Het hof oordeelt als volgt. De brief van maart 2006 is afkomstig van het Vroegpensioenfonds UTA Bouwbedrijf. X werd bij deze brief het aanbod gedaan per 1 januari 2006 vrijwillig deel te nemen aan de ouderdomspensioenregeling en de aanvullende regeling van Bpf Bouw. De brief van X van 2 oktober 2006, met het verzoek hem alsnog te laten deelnemen, is aan ditzelfde Vroegpensioenfonds gericht. Het Vroegpensioenfonds heeft X daarop bij brief van 25 oktober 2006 geantwoord. Anders dan Bpf Bouw meent kan daarin bepaald niet worden gelezen dat een en ander slechts informerend (‘een tip’) is omtrent eventuele nadere deelname.

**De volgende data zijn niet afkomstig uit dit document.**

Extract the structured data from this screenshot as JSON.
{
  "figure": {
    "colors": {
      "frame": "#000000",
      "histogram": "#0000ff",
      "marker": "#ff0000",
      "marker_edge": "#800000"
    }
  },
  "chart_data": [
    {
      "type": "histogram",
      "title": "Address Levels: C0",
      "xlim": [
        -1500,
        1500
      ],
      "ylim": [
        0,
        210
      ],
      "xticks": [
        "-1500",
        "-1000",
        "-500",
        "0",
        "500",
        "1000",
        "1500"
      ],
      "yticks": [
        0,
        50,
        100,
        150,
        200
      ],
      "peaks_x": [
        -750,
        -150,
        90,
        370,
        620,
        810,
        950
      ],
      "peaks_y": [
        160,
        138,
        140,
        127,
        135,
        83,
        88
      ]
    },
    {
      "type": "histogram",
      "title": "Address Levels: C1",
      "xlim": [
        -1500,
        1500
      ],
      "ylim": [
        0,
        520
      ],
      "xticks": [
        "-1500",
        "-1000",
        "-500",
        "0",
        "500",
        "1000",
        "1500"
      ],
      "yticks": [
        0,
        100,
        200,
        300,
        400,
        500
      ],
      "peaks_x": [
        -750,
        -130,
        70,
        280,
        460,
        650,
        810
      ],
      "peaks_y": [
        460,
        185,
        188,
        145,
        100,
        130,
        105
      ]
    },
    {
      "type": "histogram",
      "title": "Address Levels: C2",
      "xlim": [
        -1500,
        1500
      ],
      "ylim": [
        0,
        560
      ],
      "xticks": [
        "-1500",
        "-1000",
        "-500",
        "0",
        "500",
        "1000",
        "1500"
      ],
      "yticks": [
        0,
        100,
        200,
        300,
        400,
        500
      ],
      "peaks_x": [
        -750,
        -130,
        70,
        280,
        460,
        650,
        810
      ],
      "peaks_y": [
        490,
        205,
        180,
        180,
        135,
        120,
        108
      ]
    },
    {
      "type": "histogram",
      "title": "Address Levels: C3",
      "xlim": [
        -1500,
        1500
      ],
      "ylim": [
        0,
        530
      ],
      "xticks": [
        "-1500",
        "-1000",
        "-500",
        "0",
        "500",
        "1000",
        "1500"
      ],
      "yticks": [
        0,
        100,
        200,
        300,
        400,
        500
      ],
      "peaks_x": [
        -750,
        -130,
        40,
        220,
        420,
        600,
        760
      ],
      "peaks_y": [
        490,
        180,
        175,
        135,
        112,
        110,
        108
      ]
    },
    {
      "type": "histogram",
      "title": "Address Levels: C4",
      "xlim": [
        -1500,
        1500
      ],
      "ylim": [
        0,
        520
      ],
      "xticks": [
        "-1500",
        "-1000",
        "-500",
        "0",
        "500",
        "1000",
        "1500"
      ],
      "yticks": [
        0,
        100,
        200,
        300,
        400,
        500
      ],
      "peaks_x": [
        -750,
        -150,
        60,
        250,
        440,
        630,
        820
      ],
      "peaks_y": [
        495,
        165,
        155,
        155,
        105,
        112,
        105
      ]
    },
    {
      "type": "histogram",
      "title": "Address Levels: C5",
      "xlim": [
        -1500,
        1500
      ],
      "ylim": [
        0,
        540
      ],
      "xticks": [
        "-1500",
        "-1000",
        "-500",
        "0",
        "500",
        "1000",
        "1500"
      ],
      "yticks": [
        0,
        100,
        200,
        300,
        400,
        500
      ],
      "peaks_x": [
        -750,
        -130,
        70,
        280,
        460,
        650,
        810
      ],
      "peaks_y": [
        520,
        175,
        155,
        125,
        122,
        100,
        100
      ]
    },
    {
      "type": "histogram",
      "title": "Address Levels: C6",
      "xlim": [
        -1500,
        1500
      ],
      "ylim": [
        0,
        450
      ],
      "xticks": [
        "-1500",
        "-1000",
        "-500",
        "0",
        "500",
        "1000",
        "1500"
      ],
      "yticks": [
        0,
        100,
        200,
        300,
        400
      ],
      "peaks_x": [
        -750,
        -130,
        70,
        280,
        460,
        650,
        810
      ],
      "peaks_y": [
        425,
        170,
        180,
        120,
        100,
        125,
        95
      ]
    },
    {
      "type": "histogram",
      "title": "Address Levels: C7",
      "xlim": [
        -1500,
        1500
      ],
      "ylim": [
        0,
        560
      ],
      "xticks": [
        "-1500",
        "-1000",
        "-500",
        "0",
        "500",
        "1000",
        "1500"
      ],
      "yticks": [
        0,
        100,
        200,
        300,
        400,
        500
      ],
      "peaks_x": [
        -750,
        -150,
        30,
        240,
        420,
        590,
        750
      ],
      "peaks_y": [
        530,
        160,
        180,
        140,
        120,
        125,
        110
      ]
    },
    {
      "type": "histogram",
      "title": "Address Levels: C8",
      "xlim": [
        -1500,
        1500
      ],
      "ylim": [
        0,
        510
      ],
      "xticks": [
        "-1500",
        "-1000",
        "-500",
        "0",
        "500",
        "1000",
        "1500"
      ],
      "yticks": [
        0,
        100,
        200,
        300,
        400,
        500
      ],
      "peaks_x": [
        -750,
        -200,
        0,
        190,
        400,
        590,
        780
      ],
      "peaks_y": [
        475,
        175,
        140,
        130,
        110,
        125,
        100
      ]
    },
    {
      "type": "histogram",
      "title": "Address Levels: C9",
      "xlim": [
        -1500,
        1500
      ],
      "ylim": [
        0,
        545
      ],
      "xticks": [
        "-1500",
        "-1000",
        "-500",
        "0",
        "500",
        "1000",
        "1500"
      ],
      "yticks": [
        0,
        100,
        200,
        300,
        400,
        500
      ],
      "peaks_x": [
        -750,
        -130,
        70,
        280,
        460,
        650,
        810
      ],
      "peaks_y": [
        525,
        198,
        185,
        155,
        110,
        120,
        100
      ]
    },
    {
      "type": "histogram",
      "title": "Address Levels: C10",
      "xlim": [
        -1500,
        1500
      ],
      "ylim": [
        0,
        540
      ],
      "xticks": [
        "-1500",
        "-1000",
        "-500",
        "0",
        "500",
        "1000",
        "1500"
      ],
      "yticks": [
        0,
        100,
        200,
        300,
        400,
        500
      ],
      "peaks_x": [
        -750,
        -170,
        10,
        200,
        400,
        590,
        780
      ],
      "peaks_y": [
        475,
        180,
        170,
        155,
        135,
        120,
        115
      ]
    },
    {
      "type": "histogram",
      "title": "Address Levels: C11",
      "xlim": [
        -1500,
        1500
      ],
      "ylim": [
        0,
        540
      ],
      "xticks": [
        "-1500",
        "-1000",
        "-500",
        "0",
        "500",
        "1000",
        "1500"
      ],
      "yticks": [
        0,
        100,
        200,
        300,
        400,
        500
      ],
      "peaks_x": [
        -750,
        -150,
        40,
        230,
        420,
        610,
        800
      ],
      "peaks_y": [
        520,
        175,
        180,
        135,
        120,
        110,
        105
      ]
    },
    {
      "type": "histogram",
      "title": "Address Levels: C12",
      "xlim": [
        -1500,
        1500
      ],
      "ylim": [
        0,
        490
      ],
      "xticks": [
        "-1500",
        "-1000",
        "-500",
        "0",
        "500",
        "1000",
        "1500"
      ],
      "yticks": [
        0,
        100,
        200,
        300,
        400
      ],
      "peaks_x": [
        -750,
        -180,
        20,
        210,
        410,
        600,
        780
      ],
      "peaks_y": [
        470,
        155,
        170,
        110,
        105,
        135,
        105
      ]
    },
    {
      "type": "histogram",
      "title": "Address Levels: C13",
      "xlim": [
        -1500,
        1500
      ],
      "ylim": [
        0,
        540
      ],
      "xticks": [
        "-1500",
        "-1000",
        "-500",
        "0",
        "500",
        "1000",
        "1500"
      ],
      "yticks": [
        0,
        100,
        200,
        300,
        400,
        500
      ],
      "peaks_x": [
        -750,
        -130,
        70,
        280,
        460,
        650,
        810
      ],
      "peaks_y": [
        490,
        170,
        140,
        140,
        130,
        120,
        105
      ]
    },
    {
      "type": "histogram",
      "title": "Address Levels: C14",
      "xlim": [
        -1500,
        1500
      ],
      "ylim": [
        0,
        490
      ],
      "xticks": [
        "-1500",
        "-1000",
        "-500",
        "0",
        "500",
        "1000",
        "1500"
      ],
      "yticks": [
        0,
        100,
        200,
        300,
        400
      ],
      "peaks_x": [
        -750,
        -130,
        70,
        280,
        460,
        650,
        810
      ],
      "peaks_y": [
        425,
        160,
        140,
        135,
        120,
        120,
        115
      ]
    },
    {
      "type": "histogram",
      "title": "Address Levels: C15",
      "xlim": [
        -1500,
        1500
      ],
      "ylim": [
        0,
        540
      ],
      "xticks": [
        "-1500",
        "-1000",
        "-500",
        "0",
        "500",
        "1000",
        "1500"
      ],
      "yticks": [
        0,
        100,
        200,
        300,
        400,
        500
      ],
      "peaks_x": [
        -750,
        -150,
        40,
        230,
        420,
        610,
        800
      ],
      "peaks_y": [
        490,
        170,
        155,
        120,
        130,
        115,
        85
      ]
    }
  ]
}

Het hof beschouwt dit als een aanbod, welk aanbod, naar niet (voldoende) is weersproken, door X is aanvaard door retourzending van het desbetreffende formulier op 26 oktober 2006 en haar bevestiging vindt in de premiebetalingen. Met betrekking tot de verhouding tussen het Vroegpensioenfonds en Bpf Bouw in relatie tot X geldt het volgende. Bpf Bouw stelt zich met X op het standpunt dat zij zich voor zover het de brief van maart 2006 betreft door het Vroegpensioenfonds liet vertegenwoordigen en dat die brief namens haar is uitgegaan. Op grond daarvan en op grond van de inhoud van die brief mocht X dan ook aannemen (en heeft Bpf Bouw de schijn gewekt) dat hij ten aanzien van de inhoudelijke kwestie(s) die in die brief aan de orde werd(en) gesteld zich mocht verstaan met het Vroegpensioenfonds. Terecht heeft hij zich dan ook met zijn verzoek van 2 oktober 2006 tot het Vroegpensioenfonds gericht. Toen dat fonds hem op 25 oktober 2006 het meergenoemde aanbod (dat rechtstreeks verband hield met het in de brief van maart 2006 vermelde aanbod) deed, en hem vergunde zich – ondanks het feit dat de vervaldatum 1 mei 2006 was verstreken – alsnog aan te melden, mocht hij er tevens van uitgaan en er gerechtvaardigd op vertrouwen dat het Vroegpensioenfonds toen nog steeds Bpf Bouw vertegenwoordigde en dat dit aanbod namens Bpf Bouw werd gedaan. Niet valt in te zien dat X toen had moeten begrijpen dat dit anders lag. Bpf Bouw kan in de gegeven omstandigheden in elk geval niet aan X tegenwerpen dat het Vroegpensioenfonds ter zake niet bevoegd was haar te vertegenwoordigen en dat dit voor X duidelijk had moeten zijn. Nu X dat aanbod heeft aanvaard is een overeenkomst met Bpf Bouw tot stand gekomen.